Shots shots shots shots shots shots shots shots shots shots shots shots shots.
Gosh I hate that song.
I’m not too fond of the medical injections either. Bean had three yesterday, as well as a blood prick for good measure. Poor kid. It just made my heart hurt. Surely not as much as his though, unknowing why his momma was standing by doing nothing as a nurse cruelly jabbed him with spiteful needles in his sweet thighs and little toes.
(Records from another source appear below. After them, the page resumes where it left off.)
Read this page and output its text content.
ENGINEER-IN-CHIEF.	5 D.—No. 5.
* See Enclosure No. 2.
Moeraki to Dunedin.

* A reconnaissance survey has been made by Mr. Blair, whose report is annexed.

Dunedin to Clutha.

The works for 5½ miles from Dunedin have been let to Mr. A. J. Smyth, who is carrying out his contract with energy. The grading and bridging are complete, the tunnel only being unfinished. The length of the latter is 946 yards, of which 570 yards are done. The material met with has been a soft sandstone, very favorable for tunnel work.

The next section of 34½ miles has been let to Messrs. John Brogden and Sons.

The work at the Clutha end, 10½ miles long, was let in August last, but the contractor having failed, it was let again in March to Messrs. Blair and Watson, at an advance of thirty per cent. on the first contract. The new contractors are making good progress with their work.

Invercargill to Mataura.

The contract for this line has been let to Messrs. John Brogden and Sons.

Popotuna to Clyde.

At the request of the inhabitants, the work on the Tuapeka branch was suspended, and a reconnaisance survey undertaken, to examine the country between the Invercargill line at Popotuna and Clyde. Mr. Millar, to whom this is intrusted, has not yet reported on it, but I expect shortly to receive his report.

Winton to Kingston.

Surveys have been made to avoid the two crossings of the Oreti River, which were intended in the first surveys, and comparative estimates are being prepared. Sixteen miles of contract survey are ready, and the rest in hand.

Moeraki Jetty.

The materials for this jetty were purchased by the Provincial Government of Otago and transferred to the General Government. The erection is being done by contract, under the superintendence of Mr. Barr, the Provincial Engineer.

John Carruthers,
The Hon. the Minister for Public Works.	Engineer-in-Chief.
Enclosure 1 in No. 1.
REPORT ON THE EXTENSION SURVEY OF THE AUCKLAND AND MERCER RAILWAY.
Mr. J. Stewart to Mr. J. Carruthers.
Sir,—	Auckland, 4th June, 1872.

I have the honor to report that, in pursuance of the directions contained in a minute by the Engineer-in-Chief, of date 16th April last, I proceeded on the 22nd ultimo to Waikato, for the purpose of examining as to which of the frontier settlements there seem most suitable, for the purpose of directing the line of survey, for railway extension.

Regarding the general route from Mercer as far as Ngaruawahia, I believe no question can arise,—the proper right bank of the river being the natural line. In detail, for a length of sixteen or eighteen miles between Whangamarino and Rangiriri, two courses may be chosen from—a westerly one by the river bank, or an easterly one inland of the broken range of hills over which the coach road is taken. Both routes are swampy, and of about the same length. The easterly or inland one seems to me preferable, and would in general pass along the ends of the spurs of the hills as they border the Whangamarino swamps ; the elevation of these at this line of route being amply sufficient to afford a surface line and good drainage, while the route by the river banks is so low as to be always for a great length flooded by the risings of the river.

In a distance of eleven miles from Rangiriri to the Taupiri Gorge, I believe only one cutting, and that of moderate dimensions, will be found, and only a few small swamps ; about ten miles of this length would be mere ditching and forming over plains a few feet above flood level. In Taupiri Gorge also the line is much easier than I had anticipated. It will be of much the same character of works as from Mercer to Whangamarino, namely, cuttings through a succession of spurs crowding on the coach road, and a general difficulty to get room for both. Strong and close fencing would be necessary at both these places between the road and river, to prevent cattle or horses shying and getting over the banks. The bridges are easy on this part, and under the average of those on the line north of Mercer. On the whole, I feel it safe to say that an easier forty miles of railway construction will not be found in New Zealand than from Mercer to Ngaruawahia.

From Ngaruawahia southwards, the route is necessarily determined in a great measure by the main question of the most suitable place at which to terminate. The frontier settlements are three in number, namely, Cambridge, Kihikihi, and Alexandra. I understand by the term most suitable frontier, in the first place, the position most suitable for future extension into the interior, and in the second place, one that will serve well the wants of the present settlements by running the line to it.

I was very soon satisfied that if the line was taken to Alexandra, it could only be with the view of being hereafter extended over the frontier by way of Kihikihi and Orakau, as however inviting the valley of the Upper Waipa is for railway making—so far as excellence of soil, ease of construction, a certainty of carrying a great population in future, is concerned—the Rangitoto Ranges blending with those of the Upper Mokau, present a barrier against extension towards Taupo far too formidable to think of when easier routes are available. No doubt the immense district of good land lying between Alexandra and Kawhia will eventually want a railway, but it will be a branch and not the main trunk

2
I wasn’t around for his first shot. Well, I was in the bed trying to expunge a placenta from my insides, but he was in his poppa’s arms when he got his extra Vitamin K. His second prick came just 36 hours after he was in this world. In order to test whether he had a rare metabolic condition that eats away his bones before too late, the hospital had to collect five circles of blood. Each was about the size of a quarter and who knows how deep, but poor e screamed and screamed and all I could do was hold his tiny arms down and press his torso into the mat to mute his writhing. He “knocked out” after the second circle was filled, giving up, passing to safe unconsciousness, leaving this realm that was full of hurt and blood and no one to take the pain away.
Yesterday was not so bad. He did cry very much, again outraged, confused, screaming as though to say why why why. But I got to pick him up and squeeze him tight and even though he’s in the middle of a cranky crying clingy phase it seemed to help a bit. He’s rather used to being wrapped up against me, and having zero is terrible timing on my part, but my arms do what they can.
In truth he was his happiest he’s been in a week while we were waiting for the doctor to check on him. It was a joy to see his bright smile. I’m grateful he enjoyed those few minutes of peace amidst the whirlwind of growth that threatens to topple him over at every gust.